Только сел он на мое место — подцепил я какого-то парня и запускаю его в палатку; а этот мой многоженец увидел его через дыру в брезенте и давай бог ноги — смылся через задний ход. Пропадал целый час, потом заявился. «Видишь ли, говорит, это ведь брат моей третьей жены. Черт бы его драл! У меня никакой охоты не было с ним встречаться».
— Это я вот к чему говорю, — пояснил Цыган. — Нет ли у тебя приятелей в Босуэлле? Если есть, так они, пожалуй, начнут трепаться, что ты — мошенник.
— Нет, я здесь никого не знаю, — успокоил я его.
— Да, скоро она ощенится. — Цыган снова кивнул на свою собаку. — Это плохо.
— Что ей надо, этой собаке?

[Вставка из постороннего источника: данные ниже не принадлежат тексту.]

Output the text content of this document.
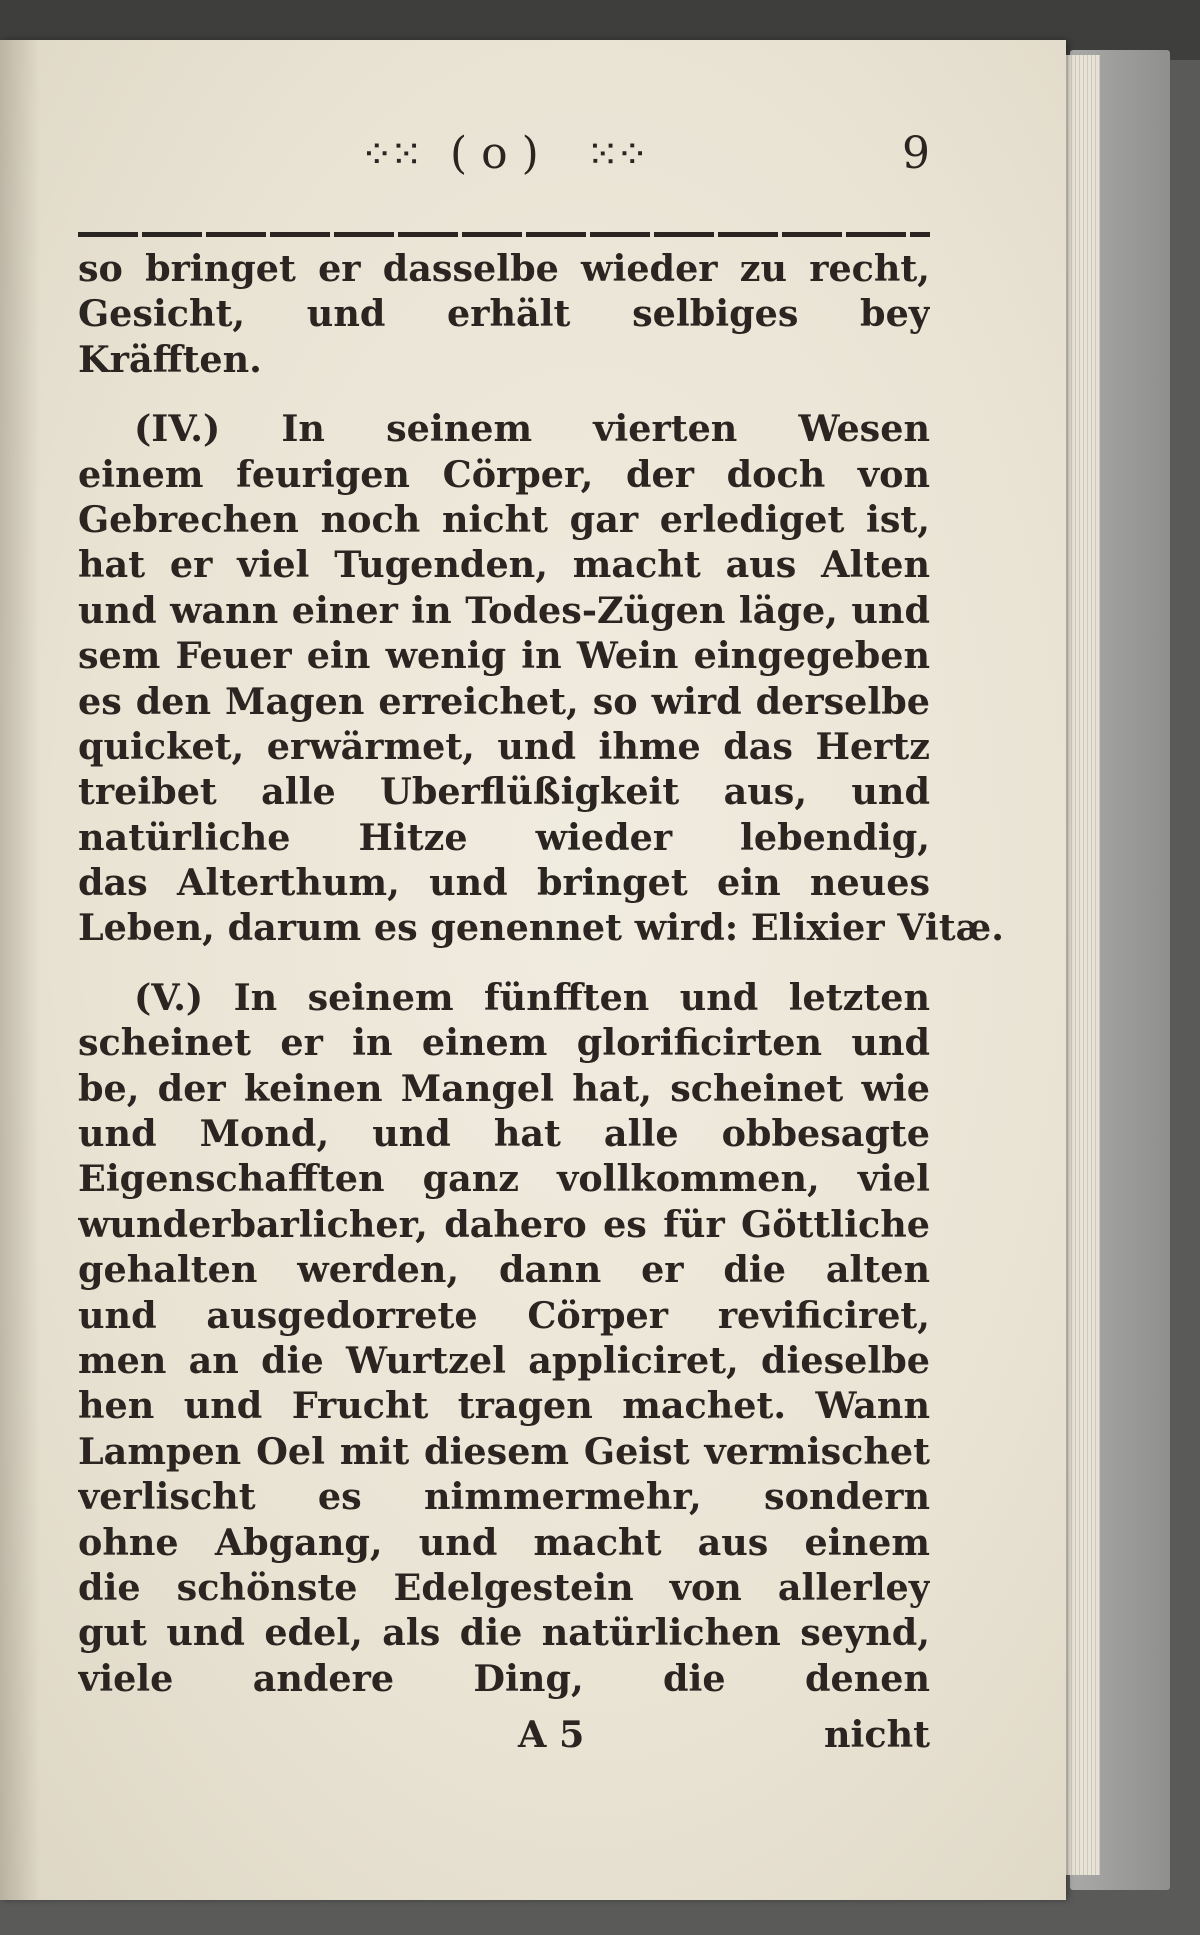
⁘⁙ ( o ) ⁙⁘	9
so bringet er dasselbe wieder zu recht,
Gesicht, und erhält selbiges bey
Kräfften.
(IV.) In seinem vierten Wesen
einem feurigen Cörper, der doch von
Gebrechen noch nicht gar erlediget ist,
hat er viel Tugenden, macht aus Alten
und wann einer in Todes-Zügen läge, und
sem Feuer ein wenig in Wein eingegeben
es den Magen erreichet, so wird derselbe
quicket, erwärmet, und ihme das Hertz
treibet alle Uberflüßigkeit aus, und
natürliche Hitze wieder lebendig,
das Alterthum, und bringet ein neues
Leben, darum es genennet wird: Elixier Vitæ.
(V.) In seinem fünfften und letzten
scheinet er in einem glorificirten und
be, der keinen Mangel hat, scheinet wie
und Mond, und hat alle obbesagte
Eigenschafften ganz vollkommen, viel
wunderbarlicher, dahero es für Göttliche
gehalten werden, dann er die alten
und ausgedorrete Cörper revificiret,
men an die Wurtzel appliciret, dieselbe
hen und Frucht tragen machet. Wann
Lampen Oel mit diesem Geist vermischet
verlischt es nimmermehr, sondern
ohne Abgang, und macht aus einem
die schönste Edelgestein von allerley
gut und edel, als die natürlichen seynd,
viele andere Ding, die denen
A 5	nicht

Каждый раз, как я подхожу к вашей палатке, она встает и начинает ходить за мной по пятам.
— Она старается загнать тебя в палатку, — сказал Цыган. — Я натренировал ее, чтоб она добывала мне клиентов.
— А что она делает, когда загонит кого-нибудь в палатку?
— Стоит у входа и не выпускает, пока я не войду с другого хода. Собаке этой цены нет, если хочешь знать. Каждые пять минут приводит по клиентке. С женщинами она не церемонится, ну, а на мужчин рычит издали.
— Помнится, отец, последний раз ты рассказывал эту небылицу в Джуни, заметил Альберт. — Между прочим, тогда у тебя это лучше получалось.
— Что ж, не всегда бываешь на высоте, — ответил Цыган.